Le nombre d’instruments a néanmoins augmenté, passant d’environ 1 936 en 2019 à 2 255 en 2023. Cette progression n’est toutefois pas due au remplacement d’anciens dispositifs. En réalité, 2023 a enregistré le plus faible nombre de nouvelles mesures depuis 2020.
Ces constats sont importants pour le débat public. Celui-ci se concentre souvent sur les annonces des gouvernements. Or, les données suggèrent que la question essentielle porte plutôt sur ce qui est effectivement mis en œuvre, année après année, et sur l’existence de mécanismes d’évaluation de ces politiques. Si les dépenses restent modérées et que les instruments sont rarement supprimés, l’enjeu principal est de savoir si les financements existants sont bien ciblés.
L’aide publique se dirige-t-elle vers des secteurs en perte ou en gain de vitesse ?
L’examen des secteurs bénéficiant de subventions et de dépenses fiscales ciblées fait apparaître une tendance nette. Les gouvernements n’orientent pas systématiquement les ressources vers leurs secteurs les plus productifs, les plus innovants ou les plus compétitifs à l’exportation. Au contraire, les données semblent plutôt indiquer l’inverse.
Une nouvelle analyse de l'OCDE révèle une relation négative et statistiquement significative entre le soutien sectoriel et l’avantage comparatif révélé. Les secteurs dans lesquels un pays est déjà fortement spécialisé tendent à recevoir moins de soutien. De même, les secteurs ayant enregistré une croissance plus faible de la valeur ajoutée l’année précédente attirent davantage de financements publics ciblés.
Les secteurs bénéficiant d’un soutien présentent généralement des niveaux d’emploi plus élevés. Une main-d’œuvre importante est corrélée à une probabilité plus élevée d’être ciblé par la politique industrielle, même si cela ne se traduit pas nécessairement par une intensité d’aide plus forte. Ce constat correspond à ce que les économistes qualifient parfois de politique industrielle « défensive » : soutenir des secteurs en perte de compétitivité à l’international, en déclin de production et fortement pourvoyeurs d’emplois ; ou bien appuyer des secteurs encore peu compétitifs mais jugés stratégiques.

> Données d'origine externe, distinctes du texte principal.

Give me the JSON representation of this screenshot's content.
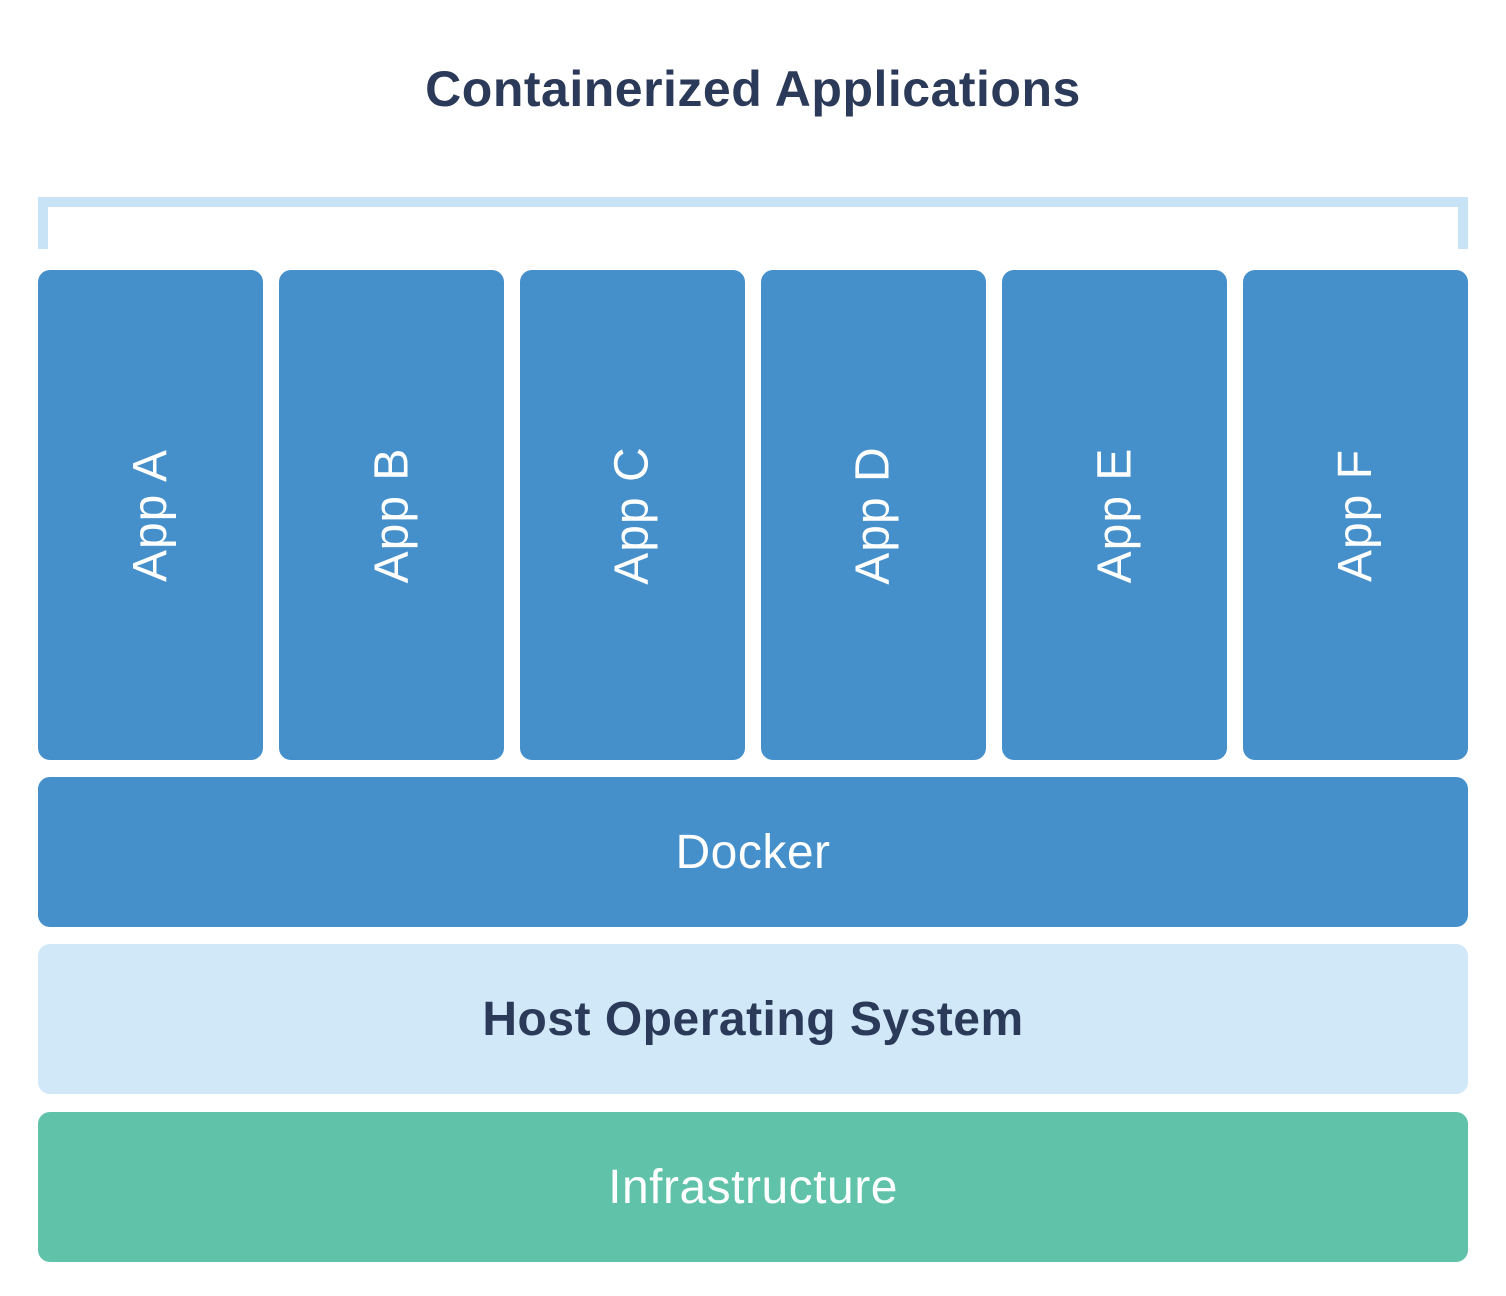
{
  "title": "Containerized Applications",
  "apps": [
    {
      "label": "App A"
    },
    {
      "label": "App B"
    },
    {
      "label": "App C"
    },
    {
      "label": "App D"
    },
    {
      "label": "App E"
    },
    {
      "label": "App F"
    }
  ],
  "layers": {
    "docker": "Docker",
    "host_os": "Host Operating System",
    "infrastructure": "Infrastructure"
  },
  "colors": {
    "container_blue": "#4590CB",
    "host_os_light_blue": "#D0E8F8",
    "infrastructure_teal": "#5FC2A9",
    "title_navy": "#2A3A58",
    "bracket_light_blue": "#C9E3F6",
    "label_white": "#FFFFFF"
  }
}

Ces résultats concernent spécifiquement les subventions et les dépenses fiscales ; les prêts, garanties et investissements en capital-risque peuvent présenter des tendances différentes. Par ailleurs, certains pays adoptent une approche plus prospective et mieux ciblée que d’autres.
Le véritable défi : le suivi et l’évaluation
Les dépenses de politique industrielle ne connaissent pas d’explosion. Toutefois, dans un contexte de budgets contraints, d’instruments fortement persistants et d’un schéma de soutien orienté vers des secteurs potentiellement en déclin, une question essentielle se pose : les gouvernements peuvent-ils réallouer efficacement les ressources ?
Si la plupart des instruments perdurent sur plusieurs décennies et que les marges budgétaires sont limitées, chaque euro consacré à un secteur en perte de compétitivité est un euro qui n’est pas disponible pour un secteur en progression. L’enjeu majeur consiste donc à mettre en place des mécanismes de suivi et d’évaluation permettant de supprimer progressivement, réformer ou réallouer les dispositifs afin d’optimiser l’utilisation des fonds publics.
Des données de meilleure qualité constituent le socle de décisions éclairées. Le projet Quantifying Industrial Strategies (QuIS) offre une vision d’ensemble des soutiens à l’industrie à travers les pays et dans le temps, fournissant aux décideurs une base factuelle pour aligner les financements sur les objectifs poursuivis et comparer les approches entre pays. L’OCDE continuera d’éclairer l’action publique en matière de politique industrielle grâce à l’expansion continue de QuIS et au dialogue avec les pays Membres dans les années à venir.